Deep inside Harry Gwala Regional Hospital in Pietermaritzburg, something is very wrong — and nobody in authority appears to be in a hurry to fix it.

The Pulse has learned that the hospital's stock reporting system has reportedly broken down, with scanners used to track medical supplies and equipment allegedly not functioning as they should. In a public hospital, that is not a technical inconvenience. That is an open door for fraud.

If nothing is being scanned, the question is simple: where is the stock going?

Patients Paying the Price

The consequences on the ground are real. With no reliable tracking system in place, medical supplies meant for patients are reportedly going unaccounted for.

Harry Gwala Regional Hospital — formerly known as Edendale Hospital — is one of the largest public hospitals in South Africa, serving uMgungundlovu District with a population of approximately 1.4 million people. These are largely working class and rural communities who depend almost entirely on public health facilities for their survival. Any leakage of medicines or supplies in this environment is not a paperwork problem. It costs lives.
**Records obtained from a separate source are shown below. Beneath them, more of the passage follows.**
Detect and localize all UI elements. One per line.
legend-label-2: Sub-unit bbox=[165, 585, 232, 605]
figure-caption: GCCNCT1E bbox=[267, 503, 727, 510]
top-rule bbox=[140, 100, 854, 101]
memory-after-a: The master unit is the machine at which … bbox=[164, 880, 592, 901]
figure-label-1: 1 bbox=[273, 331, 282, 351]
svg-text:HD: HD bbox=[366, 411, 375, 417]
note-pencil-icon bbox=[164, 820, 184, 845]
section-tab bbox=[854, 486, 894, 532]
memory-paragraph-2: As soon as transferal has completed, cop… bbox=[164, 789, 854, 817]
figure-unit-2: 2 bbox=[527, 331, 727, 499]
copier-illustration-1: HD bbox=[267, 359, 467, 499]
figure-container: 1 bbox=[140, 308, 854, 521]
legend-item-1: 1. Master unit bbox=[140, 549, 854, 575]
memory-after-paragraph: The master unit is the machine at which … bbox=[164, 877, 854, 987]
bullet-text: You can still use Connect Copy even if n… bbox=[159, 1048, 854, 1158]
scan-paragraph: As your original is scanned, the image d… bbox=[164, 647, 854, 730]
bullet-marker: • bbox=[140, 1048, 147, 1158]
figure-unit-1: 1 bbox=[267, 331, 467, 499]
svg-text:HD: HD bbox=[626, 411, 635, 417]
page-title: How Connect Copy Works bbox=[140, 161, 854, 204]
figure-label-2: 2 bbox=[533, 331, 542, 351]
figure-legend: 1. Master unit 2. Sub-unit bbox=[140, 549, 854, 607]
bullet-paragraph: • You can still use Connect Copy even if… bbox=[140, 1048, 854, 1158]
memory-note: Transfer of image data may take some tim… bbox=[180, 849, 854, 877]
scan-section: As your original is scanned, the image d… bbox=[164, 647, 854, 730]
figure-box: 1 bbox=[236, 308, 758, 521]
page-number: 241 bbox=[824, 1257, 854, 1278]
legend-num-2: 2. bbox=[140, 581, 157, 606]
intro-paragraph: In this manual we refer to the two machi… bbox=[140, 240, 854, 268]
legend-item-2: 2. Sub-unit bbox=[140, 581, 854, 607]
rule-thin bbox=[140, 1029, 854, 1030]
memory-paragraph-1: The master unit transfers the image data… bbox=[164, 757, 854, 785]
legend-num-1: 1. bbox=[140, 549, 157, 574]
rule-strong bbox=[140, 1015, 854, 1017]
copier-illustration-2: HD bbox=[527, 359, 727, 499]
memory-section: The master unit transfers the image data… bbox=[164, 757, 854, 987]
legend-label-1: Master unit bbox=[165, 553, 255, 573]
Fraud or Negligence — Someone Must Answer

The broken system raises two deeply uncomfortable possibilities. Either the hospital has allowed critical infrastructure to collapse through sheer incompetence — or the system is being deliberately kept non-functional so that fraudulent activity can go undetected.

Both scenarios are a betrayal of public trust. Both demand urgent answers.

KZN's Department of Health is no stranger to supply chain controversy. The province carries a long and troubled history of procurement irregularities, many of which were exposed during the COVID-19 pandemic — scandals that cost the province billions and left communities with nothing.

Staff on the ground, sources indicate, are frustrated — and wary. The system is broken, the accountability is absent, and the people who suffer most are the patients who have nowhere else to turn.